I had a great deal of pain all night, and a great looseness upon me so that I could not sleep. In the morning I rose with much pain and to the office. I went and dined at home, and after dinner with great pain in my back I went by water to Whitehall to the Privy Seal, and that done with Mr. Moore and Creed to Hide Park by coach, and saw a fine foot-race three times round the Park between an Irishman and Crow, that was once my Lord Claypoole’s footman. (By the way I cannot forget that my Lord Claypoole did the other day make enquiry of Mrs. Hunt, concerning my House in Axe-yard, and did set her on work to get it of me for him, which methinks is a very great change.) Crow beat the other by above two miles.
Returned from Hide Park, I went to my Lord’s, and took Will (who waited for me there) by coach and went home, taking my lute home with me. It had been all this while since I came from sea at my Lord’s for him to play on.
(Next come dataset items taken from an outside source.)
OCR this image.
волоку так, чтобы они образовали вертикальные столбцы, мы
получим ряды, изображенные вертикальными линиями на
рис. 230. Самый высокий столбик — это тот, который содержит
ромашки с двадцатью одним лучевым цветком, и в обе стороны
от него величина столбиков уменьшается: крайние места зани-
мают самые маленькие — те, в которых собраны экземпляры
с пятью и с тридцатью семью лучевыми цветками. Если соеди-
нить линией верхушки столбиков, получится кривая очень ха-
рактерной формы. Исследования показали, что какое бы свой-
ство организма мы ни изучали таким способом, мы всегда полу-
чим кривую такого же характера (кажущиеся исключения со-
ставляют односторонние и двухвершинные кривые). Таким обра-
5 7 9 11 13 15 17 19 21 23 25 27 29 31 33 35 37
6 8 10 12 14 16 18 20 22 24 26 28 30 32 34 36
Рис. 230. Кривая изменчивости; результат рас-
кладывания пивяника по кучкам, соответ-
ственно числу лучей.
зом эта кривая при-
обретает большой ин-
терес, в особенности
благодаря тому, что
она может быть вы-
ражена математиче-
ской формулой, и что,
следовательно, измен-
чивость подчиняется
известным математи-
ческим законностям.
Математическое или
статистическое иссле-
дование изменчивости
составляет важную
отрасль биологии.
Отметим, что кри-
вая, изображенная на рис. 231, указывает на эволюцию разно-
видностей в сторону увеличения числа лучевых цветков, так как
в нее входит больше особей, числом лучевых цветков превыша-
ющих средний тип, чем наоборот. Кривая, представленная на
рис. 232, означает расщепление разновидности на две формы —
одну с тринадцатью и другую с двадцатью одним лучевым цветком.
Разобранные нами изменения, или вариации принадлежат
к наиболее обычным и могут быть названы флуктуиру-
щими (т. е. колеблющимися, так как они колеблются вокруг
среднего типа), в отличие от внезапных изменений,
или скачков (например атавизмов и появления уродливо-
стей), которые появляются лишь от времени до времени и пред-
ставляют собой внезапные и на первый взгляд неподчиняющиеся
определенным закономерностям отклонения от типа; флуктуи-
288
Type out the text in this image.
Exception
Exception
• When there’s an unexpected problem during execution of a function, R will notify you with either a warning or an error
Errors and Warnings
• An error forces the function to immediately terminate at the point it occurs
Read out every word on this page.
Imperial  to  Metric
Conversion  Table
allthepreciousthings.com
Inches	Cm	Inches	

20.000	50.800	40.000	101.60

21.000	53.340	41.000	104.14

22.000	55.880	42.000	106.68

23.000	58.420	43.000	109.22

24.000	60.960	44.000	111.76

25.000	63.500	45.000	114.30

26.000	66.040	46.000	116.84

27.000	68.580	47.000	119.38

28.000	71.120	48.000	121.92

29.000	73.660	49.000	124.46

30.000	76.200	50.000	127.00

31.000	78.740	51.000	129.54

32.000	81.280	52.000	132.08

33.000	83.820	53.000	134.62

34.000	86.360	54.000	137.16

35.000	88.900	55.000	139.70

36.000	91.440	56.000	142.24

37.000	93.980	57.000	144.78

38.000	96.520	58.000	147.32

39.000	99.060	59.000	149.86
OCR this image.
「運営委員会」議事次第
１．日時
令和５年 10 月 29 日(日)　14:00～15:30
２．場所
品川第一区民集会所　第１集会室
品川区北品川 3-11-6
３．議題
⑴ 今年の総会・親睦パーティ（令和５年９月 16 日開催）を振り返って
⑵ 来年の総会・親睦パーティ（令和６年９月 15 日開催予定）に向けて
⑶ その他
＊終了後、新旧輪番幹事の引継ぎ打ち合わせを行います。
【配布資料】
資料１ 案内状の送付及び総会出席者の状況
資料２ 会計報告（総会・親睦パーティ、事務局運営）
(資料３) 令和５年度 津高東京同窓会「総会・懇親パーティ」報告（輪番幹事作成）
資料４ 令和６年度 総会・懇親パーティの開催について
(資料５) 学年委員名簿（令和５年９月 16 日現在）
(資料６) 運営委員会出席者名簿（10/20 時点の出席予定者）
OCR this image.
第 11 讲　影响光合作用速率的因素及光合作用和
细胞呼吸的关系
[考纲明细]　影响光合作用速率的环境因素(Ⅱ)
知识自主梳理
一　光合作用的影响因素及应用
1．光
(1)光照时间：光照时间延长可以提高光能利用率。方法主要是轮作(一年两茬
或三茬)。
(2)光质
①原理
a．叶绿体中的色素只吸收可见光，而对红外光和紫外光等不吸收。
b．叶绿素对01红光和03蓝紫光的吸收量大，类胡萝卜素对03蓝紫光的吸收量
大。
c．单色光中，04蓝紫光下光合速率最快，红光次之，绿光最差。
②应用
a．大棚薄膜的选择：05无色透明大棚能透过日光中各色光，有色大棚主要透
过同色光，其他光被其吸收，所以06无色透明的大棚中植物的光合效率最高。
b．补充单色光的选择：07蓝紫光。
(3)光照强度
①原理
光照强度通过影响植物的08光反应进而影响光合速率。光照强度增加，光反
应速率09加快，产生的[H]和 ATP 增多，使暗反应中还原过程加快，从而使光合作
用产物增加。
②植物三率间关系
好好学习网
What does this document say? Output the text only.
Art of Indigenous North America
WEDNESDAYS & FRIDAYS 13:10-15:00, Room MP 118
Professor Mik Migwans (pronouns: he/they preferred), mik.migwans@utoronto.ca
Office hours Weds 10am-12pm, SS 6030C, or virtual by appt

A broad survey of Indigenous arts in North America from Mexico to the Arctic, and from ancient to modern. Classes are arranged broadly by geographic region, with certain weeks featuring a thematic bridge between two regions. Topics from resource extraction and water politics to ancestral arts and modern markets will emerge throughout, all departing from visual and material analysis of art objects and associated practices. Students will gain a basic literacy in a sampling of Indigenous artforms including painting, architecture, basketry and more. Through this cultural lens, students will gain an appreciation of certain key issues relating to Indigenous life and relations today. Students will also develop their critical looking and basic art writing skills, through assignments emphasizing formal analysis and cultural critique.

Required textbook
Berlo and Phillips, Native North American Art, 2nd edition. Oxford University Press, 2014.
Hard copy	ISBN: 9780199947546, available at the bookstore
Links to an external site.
To bed in some pain still.
For this month or two it is not imaginable how busy my head has been, so that I have neglected to write letters to my uncle Robert in answer to many of his, and to other friends, nor indeed have I done anything as to my own family, and especially this month my waiting at the Privy Seal makes me much more unable to think of anything, because of my constant attendance there after I have done at the Navy Office. But blessed be God for my good chance of the Privy Seal, where I get every day I believe about 3l.. This place I got by chance, and my Lord did give it me by chance, neither he nor I thinking it to be of the worth that he and I find it to be.
Never since I was a man in the world was I ever so great a stranger to public affairs as now I am, having not read a news-book or anything like it, or enquiring after any news, or what the Parliament do, or in any wise how things go. Many people look after my house in Axe-yard to hire it, so that I am troubled with them, and I have a mind to get the money to buy goods for my house at the Navy Office, and yet I am loth to put it off because that Mr. Man bids me 1000l. for my office, which is so great a sum that I am loth to settle myself at my new house, lest I should take Mr. Man’s offer in case I found my Lord willing to it.

All night, no sleep:
a race between man and crow.
Crow beat me
and went home to play.
How busy a dance
I find it to be!
A great stranger is my mind.
I am loath to settle in it.


Erasure poem derived from The Diary of Samuel Pepys, Friday 10 August 1660.

2 Replies to “Crow Mind”

  1. I’m loving these erasure poems, Dave. Pepys is a great source to use! (Also fits with the UK ‘theme’ of your current/recent travels).

    Also, I’m reading Mary Reufle lately so the method of composing/de-structuring is food for thought and inspiration.

    1. Thanks, Ann. Yes, the whole process is very interesting philosophically. Even with regular poetry writing, one often has the sense that words and phrases are edited down from a larger, pre-existent text.